O teto orçamentário foi introduzido no ano passado e fixado em US$ 145 milhões, com várias exceções, incluindo os salários dos principais funcionários e pilotos das equipes. Ele caiu para US$ 140 milhões este ano, conforme planejado, no entanto, um forte aumento na inflação desde o início da temporada, deixou várias equipes preocupadas que não conseguiriam evitar exceder o limite de gastos.
Mas com outras equipes que gastam menos confiantes em atingir o limite, chegar a um acordo sobre a redução do limite se mostrou uma tarefa difícil.
Uma reunião da Comissão de F1 aconteceu hoje, antes do início do TL1 na Áustria, envolvendo a FIA, a administração da Fórmula 1, e representantes das dez equipes. A FIA e a FOM emitiram um anúncio conjunto depois, afirmando que um acordo finalmente foi alcançado.

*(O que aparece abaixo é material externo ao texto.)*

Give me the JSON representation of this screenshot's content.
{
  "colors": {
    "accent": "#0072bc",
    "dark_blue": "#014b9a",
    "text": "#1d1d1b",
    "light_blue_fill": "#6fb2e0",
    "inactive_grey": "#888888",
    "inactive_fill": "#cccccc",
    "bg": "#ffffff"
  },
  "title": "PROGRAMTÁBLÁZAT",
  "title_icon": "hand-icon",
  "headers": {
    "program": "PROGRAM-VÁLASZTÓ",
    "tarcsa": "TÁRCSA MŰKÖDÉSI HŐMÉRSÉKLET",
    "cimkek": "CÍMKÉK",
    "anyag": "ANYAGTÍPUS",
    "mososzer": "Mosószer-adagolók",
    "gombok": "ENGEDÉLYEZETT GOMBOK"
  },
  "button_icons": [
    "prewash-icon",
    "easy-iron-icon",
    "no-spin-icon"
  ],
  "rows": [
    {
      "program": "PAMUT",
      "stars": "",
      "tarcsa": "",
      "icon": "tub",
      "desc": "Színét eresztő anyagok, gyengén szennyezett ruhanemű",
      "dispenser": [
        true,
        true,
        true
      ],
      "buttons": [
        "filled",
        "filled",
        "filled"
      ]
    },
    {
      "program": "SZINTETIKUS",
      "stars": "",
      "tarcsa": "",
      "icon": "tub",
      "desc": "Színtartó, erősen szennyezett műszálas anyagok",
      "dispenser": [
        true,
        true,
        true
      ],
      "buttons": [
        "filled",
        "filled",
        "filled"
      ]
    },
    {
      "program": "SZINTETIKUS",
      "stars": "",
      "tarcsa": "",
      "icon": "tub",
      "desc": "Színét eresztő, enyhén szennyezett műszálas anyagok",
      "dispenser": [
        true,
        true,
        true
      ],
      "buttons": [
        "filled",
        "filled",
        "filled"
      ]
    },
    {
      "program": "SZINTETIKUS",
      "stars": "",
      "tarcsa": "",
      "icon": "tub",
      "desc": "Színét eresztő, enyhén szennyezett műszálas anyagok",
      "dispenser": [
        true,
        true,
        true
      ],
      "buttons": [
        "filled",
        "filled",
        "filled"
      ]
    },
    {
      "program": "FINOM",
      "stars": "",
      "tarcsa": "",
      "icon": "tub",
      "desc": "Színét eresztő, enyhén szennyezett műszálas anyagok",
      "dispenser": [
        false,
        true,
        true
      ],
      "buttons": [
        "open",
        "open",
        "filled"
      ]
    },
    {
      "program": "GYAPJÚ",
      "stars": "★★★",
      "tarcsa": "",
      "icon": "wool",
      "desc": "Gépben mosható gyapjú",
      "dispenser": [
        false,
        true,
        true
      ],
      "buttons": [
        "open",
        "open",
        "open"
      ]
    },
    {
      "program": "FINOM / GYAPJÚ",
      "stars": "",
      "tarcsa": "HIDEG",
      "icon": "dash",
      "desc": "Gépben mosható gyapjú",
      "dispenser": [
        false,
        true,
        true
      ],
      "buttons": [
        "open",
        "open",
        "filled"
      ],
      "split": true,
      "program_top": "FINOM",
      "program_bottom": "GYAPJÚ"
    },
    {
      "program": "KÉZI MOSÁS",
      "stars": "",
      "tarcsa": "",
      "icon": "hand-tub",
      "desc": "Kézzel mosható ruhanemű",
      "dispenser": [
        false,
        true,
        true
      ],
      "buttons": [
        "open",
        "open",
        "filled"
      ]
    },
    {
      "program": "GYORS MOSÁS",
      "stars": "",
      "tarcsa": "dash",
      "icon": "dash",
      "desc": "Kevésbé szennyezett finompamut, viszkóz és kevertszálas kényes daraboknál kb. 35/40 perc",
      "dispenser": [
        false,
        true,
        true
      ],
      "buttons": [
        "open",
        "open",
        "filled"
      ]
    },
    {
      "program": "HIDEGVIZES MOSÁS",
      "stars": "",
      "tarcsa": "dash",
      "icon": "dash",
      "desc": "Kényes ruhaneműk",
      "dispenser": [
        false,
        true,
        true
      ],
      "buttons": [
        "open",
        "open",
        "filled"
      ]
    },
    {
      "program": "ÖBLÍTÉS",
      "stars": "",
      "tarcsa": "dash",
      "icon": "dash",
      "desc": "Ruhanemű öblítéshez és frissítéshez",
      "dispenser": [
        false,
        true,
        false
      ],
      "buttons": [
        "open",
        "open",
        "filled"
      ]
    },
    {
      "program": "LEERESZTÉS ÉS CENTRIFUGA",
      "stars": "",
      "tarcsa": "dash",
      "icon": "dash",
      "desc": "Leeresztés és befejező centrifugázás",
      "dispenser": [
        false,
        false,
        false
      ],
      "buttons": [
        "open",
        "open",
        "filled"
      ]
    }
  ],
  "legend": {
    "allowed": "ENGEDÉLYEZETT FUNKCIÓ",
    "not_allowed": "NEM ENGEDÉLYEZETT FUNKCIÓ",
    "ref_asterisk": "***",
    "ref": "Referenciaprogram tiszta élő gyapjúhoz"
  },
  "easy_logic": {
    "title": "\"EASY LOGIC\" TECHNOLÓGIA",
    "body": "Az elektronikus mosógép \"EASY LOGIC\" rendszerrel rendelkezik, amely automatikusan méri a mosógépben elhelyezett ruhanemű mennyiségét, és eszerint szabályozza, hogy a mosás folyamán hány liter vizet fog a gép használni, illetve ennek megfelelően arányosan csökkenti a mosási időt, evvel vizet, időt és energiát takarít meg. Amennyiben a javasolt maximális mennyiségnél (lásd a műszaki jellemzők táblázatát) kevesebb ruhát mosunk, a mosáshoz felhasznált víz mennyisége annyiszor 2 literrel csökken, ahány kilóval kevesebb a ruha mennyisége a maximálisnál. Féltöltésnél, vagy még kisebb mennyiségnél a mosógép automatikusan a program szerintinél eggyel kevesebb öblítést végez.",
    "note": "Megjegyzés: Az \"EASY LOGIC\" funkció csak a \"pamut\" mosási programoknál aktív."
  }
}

“As taxas de inflação rapidamente crescentes desde o final de 2021, afetaram as equipes da Fórmula 1, e é opinião da FIA e da F1 que isso cria um risco de descumprimento do Regulamento Financeiro, se ações não forem tomadas”, informa o comunicado.
Embora os regulamentos já permitam um aumento de gastos de até 3% em linha com a inflação, um aumento adicional de 3,1% foi acordado. No entanto, uma equipe se opôs à mudança.

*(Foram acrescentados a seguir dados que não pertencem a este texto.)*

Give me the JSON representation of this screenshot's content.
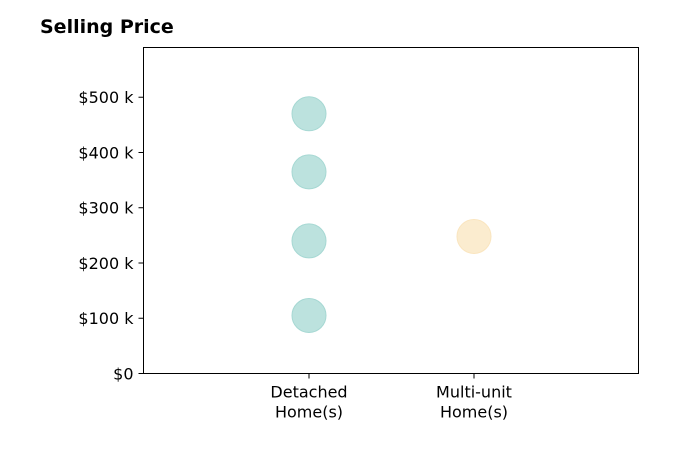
{
  "chart_data": {
    "type": "scatter",
    "title": "Selling Price",
    "xlabel": "",
    "ylabel": "",
    "categories": [
      "Detached\nHome(s)",
      "Multi-unit\nHome(s)"
    ],
    "y_ticks": [
      {
        "value": 0,
        "label": "$0"
      },
      {
        "value": 100000,
        "label": "$100 k"
      },
      {
        "value": 200000,
        "label": "$200 k"
      },
      {
        "value": 300000,
        "label": "$300 k"
      },
      {
        "value": 400000,
        "label": "$400 k"
      },
      {
        "value": 500000,
        "label": "$500 k"
      }
    ],
    "ylim": [
      0,
      590000
    ],
    "grid": false,
    "series": [
      {
        "category_index": 0,
        "values": [
          470000,
          365000,
          240000,
          105000
        ],
        "color": "#a6d8d3"
      },
      {
        "category_index": 1,
        "values": [
          248000
        ],
        "color": "#fae5bf"
      }
    ]
  }
}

“Após consulta ao Comitê Consultivo Financeiro nas últimas semanas, a FIA trouxe uma proposta à Comissão que foi aprovada pela maioria necessária com o apoio da FIA, Fórmula 1 e nove das equipes.”

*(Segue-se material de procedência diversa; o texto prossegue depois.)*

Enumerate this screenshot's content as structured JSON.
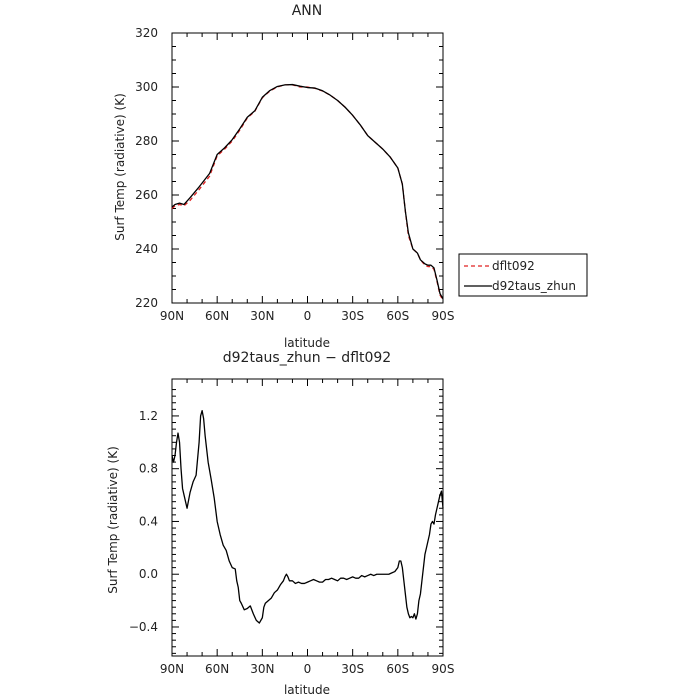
{
  "chart_data": [
    {
      "type": "line",
      "title": "ANN",
      "xlabel": "latitude",
      "ylabel": "Surf Temp (radiative) (K)",
      "xticks": [
        {
          "value": 90,
          "label": "90N"
        },
        {
          "value": 60,
          "label": "60N"
        },
        {
          "value": 30,
          "label": "30N"
        },
        {
          "value": 0,
          "label": "0"
        },
        {
          "value": -30,
          "label": "30S"
        },
        {
          "value": -60,
          "label": "60S"
        },
        {
          "value": -90,
          "label": "90S"
        }
      ],
      "ylim": [
        220,
        320
      ],
      "yticks": [
        "220",
        "240",
        "260",
        "280",
        "300",
        "320"
      ],
      "legend": {
        "position": "right"
      },
      "series": [
        {
          "name": "dflt092",
          "color": "#e02020",
          "dash": "dashed",
          "x": [
            90,
            88,
            85,
            82,
            78,
            72,
            65,
            60,
            55,
            50,
            45,
            40,
            35,
            30,
            25,
            20,
            15,
            10,
            5,
            0,
            -5,
            -10,
            -15,
            -20,
            -25,
            -30,
            -35,
            -40,
            -45,
            -50,
            -55,
            -60,
            -63,
            -65,
            -67,
            -70,
            -73,
            -75,
            -78,
            -80,
            -82,
            -84,
            -86,
            -88,
            -90
          ],
          "y": [
            255,
            256,
            256.5,
            256,
            258,
            262,
            267,
            274.5,
            277,
            280,
            284,
            288.5,
            291,
            296,
            298.5,
            300,
            300.8,
            300.8,
            300,
            300,
            299.5,
            298.5,
            297,
            295,
            292.5,
            289.5,
            286,
            282,
            279.5,
            277,
            274,
            270,
            264,
            254,
            245,
            240,
            238.5,
            236,
            234,
            233.5,
            233.5,
            232.5,
            228,
            223,
            221
          ]
        },
        {
          "name": "d92taus_zhun",
          "color": "#000000",
          "dash": "solid",
          "x": [
            90,
            88,
            85,
            82,
            78,
            72,
            65,
            60,
            55,
            50,
            45,
            40,
            35,
            30,
            25,
            20,
            15,
            10,
            5,
            0,
            -5,
            -10,
            -15,
            -20,
            -25,
            -30,
            -35,
            -40,
            -45,
            -50,
            -55,
            -60,
            -63,
            -65,
            -67,
            -70,
            -73,
            -75,
            -78,
            -80,
            -82,
            -84,
            -86,
            -88,
            -90
          ],
          "y": [
            255.5,
            256.5,
            257,
            256.5,
            259,
            263,
            268,
            275,
            277.5,
            280.5,
            284.5,
            288.8,
            291.2,
            296.2,
            298.7,
            300.2,
            300.8,
            300.9,
            300.3,
            299.8,
            299.6,
            298.6,
            297,
            295,
            292.5,
            289.5,
            286,
            282,
            279.5,
            277,
            274,
            270,
            264,
            254,
            246,
            240,
            238.5,
            236,
            234.5,
            234,
            234,
            233,
            228.5,
            223.5,
            221.5
          ]
        }
      ]
    },
    {
      "type": "line",
      "title": "d92taus_zhun − dflt092",
      "xlabel": "latitude",
      "ylabel": "Surf Temp (radiative) (K)",
      "xticks": [
        {
          "value": 90,
          "label": "90N"
        },
        {
          "value": 60,
          "label": "60N"
        },
        {
          "value": 30,
          "label": "30N"
        },
        {
          "value": 0,
          "label": "0"
        },
        {
          "value": -30,
          "label": "30S"
        },
        {
          "value": -60,
          "label": "60S"
        },
        {
          "value": -90,
          "label": "90S"
        }
      ],
      "ylim": [
        -0.62,
        1.48
      ],
      "yticks": [
        "1.2",
        "0.8",
        "0.4",
        "0.0",
        "−0.4"
      ],
      "ytick_values": [
        1.2,
        0.8,
        0.4,
        0.0,
        -0.4
      ],
      "series": [
        {
          "color": "#000000",
          "dash": "solid",
          "x": [
            90,
            89,
            88,
            87,
            86,
            85,
            84,
            83,
            82,
            80,
            78,
            76,
            74,
            72,
            71,
            70,
            69,
            68,
            67,
            66,
            64,
            62,
            60,
            58,
            56,
            54,
            52,
            50,
            48,
            47,
            46,
            45,
            44,
            42,
            40,
            38,
            36,
            34,
            32,
            30,
            29,
            28,
            26,
            24,
            22,
            20,
            18,
            16,
            15,
            14,
            13,
            12,
            10,
            8,
            6,
            4,
            2,
            0,
            -2,
            -4,
            -6,
            -8,
            -10,
            -12,
            -14,
            -16,
            -18,
            -20,
            -22,
            -24,
            -26,
            -28,
            -30,
            -32,
            -34,
            -36,
            -38,
            -40,
            -42,
            -44,
            -46,
            -48,
            -50,
            -52,
            -54,
            -56,
            -58,
            -60,
            -61,
            -62,
            -63,
            -64,
            -65,
            -66,
            -67,
            -68,
            -69,
            -70,
            -71,
            -72,
            -73,
            -74,
            -75,
            -76,
            -77,
            -78,
            -79,
            -80,
            -81,
            -82,
            -83,
            -84,
            -85,
            -86,
            -87,
            -88,
            -89,
            -90
          ],
          "y": [
            0.9,
            0.85,
            0.9,
            1.0,
            1.07,
            1.0,
            0.8,
            0.65,
            0.6,
            0.5,
            0.62,
            0.7,
            0.75,
            1.0,
            1.2,
            1.24,
            1.18,
            1.05,
            0.95,
            0.85,
            0.72,
            0.58,
            0.4,
            0.3,
            0.22,
            0.18,
            0.1,
            0.05,
            0.04,
            -0.05,
            -0.1,
            -0.2,
            -0.22,
            -0.27,
            -0.26,
            -0.24,
            -0.3,
            -0.35,
            -0.37,
            -0.33,
            -0.25,
            -0.22,
            -0.2,
            -0.18,
            -0.14,
            -0.12,
            -0.08,
            -0.05,
            -0.02,
            0.0,
            -0.02,
            -0.05,
            -0.05,
            -0.07,
            -0.06,
            -0.07,
            -0.07,
            -0.06,
            -0.05,
            -0.04,
            -0.05,
            -0.06,
            -0.06,
            -0.04,
            -0.04,
            -0.03,
            -0.04,
            -0.05,
            -0.03,
            -0.03,
            -0.04,
            -0.03,
            -0.02,
            -0.03,
            -0.03,
            -0.01,
            -0.02,
            -0.01,
            0.0,
            -0.01,
            0.0,
            0.0,
            0.0,
            0.0,
            0.0,
            0.01,
            0.02,
            0.05,
            0.1,
            0.1,
            0.05,
            -0.05,
            -0.15,
            -0.25,
            -0.3,
            -0.33,
            -0.32,
            -0.33,
            -0.3,
            -0.34,
            -0.3,
            -0.2,
            -0.15,
            -0.05,
            0.05,
            0.15,
            0.2,
            0.25,
            0.3,
            0.38,
            0.4,
            0.38,
            0.45,
            0.5,
            0.55,
            0.6,
            0.63,
            0.5
          ]
        }
      ]
    }
  ]
}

“Essa proposta reconhece o aumento inesperado dos custos incorridos pelas equipes em 2022, permitindo a indexação a uma taxa limitada de 3,1% (que leva em consideração o limite original de inflação de 3% já estabelecido no regulamento), e permitindo a composição dessa taxa a partir de 2023. Isso preservará a integridade de longo prazo do Regulamento Financeiro”, encerra o comunicado.